Dave Hill: New government migration curbs can only do London harm

Dave Hill: New government migration curbs can only do London harm

Usually, the public responses of London business groups to large government announcements are diplomatically hedged – combinations of gratitude for small mercies and polite expressions of ongoing disappointment. By contrast, the statement released by BusinessLDN following brand new Home Secretary James Cleverly’s revealing the Conservatives’ latest plans for reducing net migration was rather stark.

‘At a time when businesses in London and across the country are struggling with acute skills shortages, raising the salary threshold at which workers can be recruited from abroad would make it much harder for firms to access the talent they need to drive growth,” said policy delivery director Mark Hilton. The government should put the economics before the politics.”

London Higher, which represents the capital’s universities, has a similar predisposition to nuance and critical friendship. But it too took a dim view of Cleverly‘s prescriptions. Chief executive Diana Beech did not veil her displeasure with the threat to the post-study work visa – or “graduate immigration route” – which enables overseas students to stay on in the UK after securing a degree or better.

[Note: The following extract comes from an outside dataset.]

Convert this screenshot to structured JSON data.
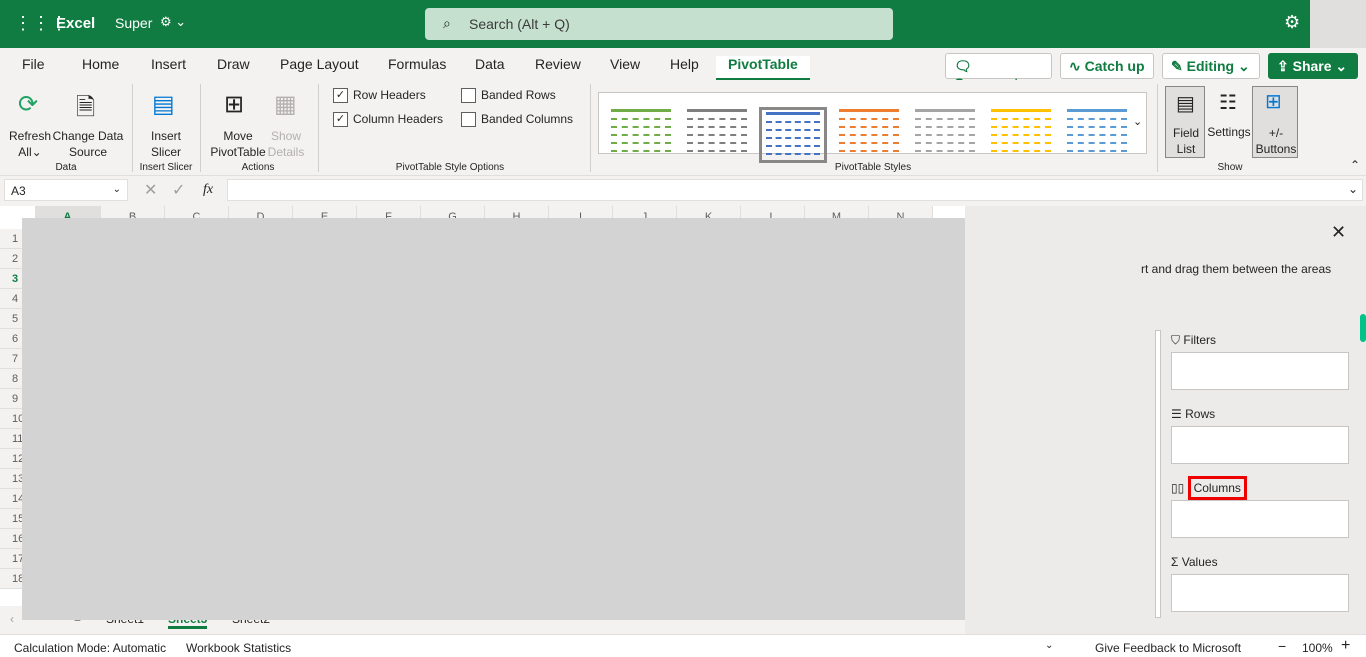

“What is needed for London and the UK to thrive is more promotion of the post-study work visa, not less,” she said. “Any moves to restrict or abolish [it] will be the final nail in the coffin for the illusion of ‘Global Britain’, with the UK already being seen as unwelcoming to international students following a swathe of recent regressive policy changes.”

Biff. Bash. Ka-pow. The dismay could hardly have been less varnished. OK, you might suspect that the expected coming demise of the Tories, probably by this time next year, has lessened inhibitions. But that doesn’t mean the cries of anguish weren’t from the heart.

And why wouldn’t they be? Important sectors of the capital are struggling to recruit the quantity and quality of staff they need. Inadequate training of Londoners contributes to this situation – plenty are seeking work, but don’t fit vacancies’ requirements – but that doesn’t change the fact that London employers in construction, hospitality and others have jobs on offer they need qualified people to do this very day.

London, you might have heard, is the place the whole country depends on for growth, demand and taxes. In spite of being hammered hard by the pandemic, it has been leading the nation out of it. Now, Rishi Sunak’s unpopular administration has chosen to place appeasing the disquiet of Brexit-minded Britons above the needs of the British capital and, by extension, of Britain as a whole.

Such sentiments, it should not be forgotten, are not absent from London itself. The 40 per cent of Londoners who voted Leave in the 2016 referendum were a heavily outnumbered minority, but a large one nonetheless. And while “Brexit identities”, like Brexit belief, have declined far and wide, that mindset is not extinct in Remain City.

Yet the recent, in-depth Lord Ashcroft poll – the one that gave Sadiq Khan a 27-point lead over his Conservative challenger Susan Hall, an admirer of Lee Anderson MP – also found that 61 per cent of Londoners believe that, overall, immigration has improved Britain compared with 39 per cent who think it’s made things worse. That’s a far more favourable balance than found in national surveys. And when asked to make their choice of the three most important issues for the country from a list of 21, 17 per cent of Londoners picked immigration – again, far from insignificant, but, in joint sixth position, not as elevated as it is in the thinking of Britons as a whole.

Call it decisive and responsible action to address legitimate concerns or call it pandering to prejudice and fear, the government’s new move on immigration has, of course, been informed by political calculation. It knows which parliamentary seats and which types of voters represent – forgive the analogy – lifeboats for their sinking electoral prospects and, by and large, they aren’t clustered in the capital. Perhaps it has also factored in the Migration Observatory’s cautious estimate that net migration was likely have to have dropped substantially in the next couple of years anyway, even without a major change of policy. If that happens, they will be able to boast of having arranged it.

Whatever, even if the Prime Minister’s headline-grabby gambit in this emotive realm can eventually be claimed to have paid off, it won’t do him much good in another area voters care about, a buoyant, growing economy, which only London can fuel. The latter now looks even further away, thanks to the impact the immigration ploy is expected by such as BusinessLDN and London Higher to have.

No surprise there. It’s been a while since London and Londoners were a Conservative priority, no matter how much harm that has done – including to everywhere else.